Inside, the new apartments feature larger units with bedrooms, bathrooms, balconies, upgraded kitchens, and upscale interior design. They are also designed with gerontological sensitivity and accessibility in mind, such as wider rooms, hallways, and bathrooms to accommodate walkers and wheelchairs.
More to come
DHPY’s master plan includes expanding and adding amenities to reposition Friendship Village, which was built in 1977. DPHY completed the first phase of the five-year development plan in 2004 with Crosswell Trace’s 28 garden homes.

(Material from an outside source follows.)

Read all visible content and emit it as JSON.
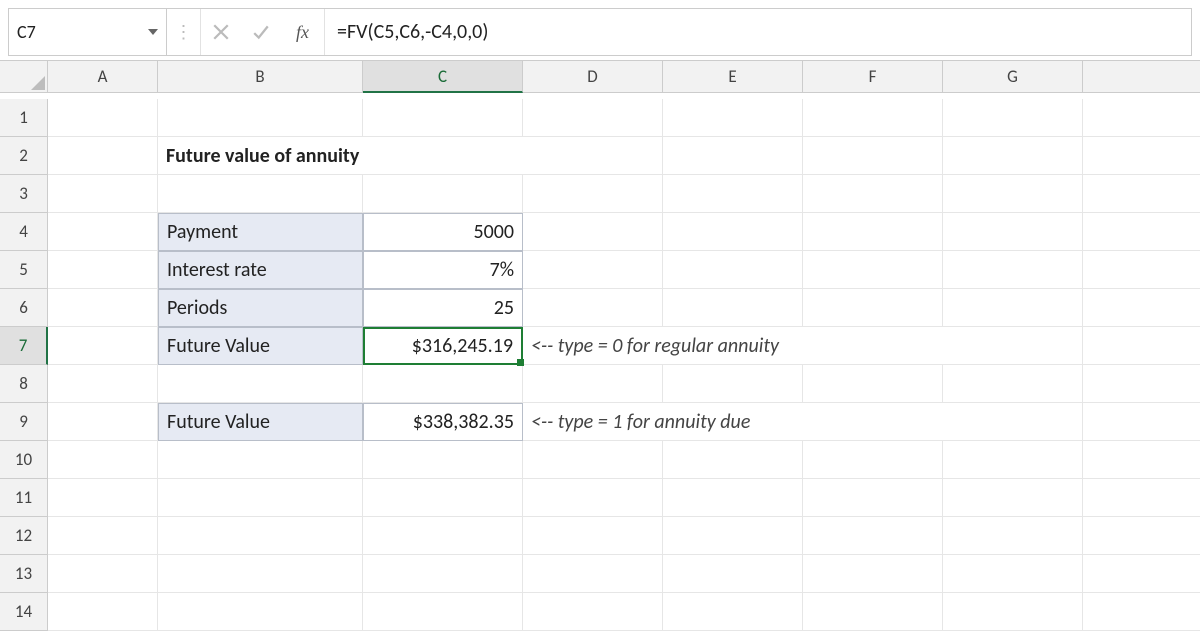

Phases three and four will add more apartments, assisted-living units, and health care, and will begin in 2008.
The Friendship Village project was recently selected for publication in the AIA’s 2007 Design for Aging Review, which was announced at the October annual meeting of the American Association of Homes and Services for the Aging. According to Ziegler Capital Markets Group, Friendship Village is the 15th largest CCRC in the nation.
“We strongly believe that the environment affects people’s behavior,” Hodgson concludes. “We’ve designed it in a way that says this is a place to engage in life. Senior living is very different today; it is not just a nursing home or assisted living. It is a real lifestyle choice —a place that enhances wellness for a new style of senior living.”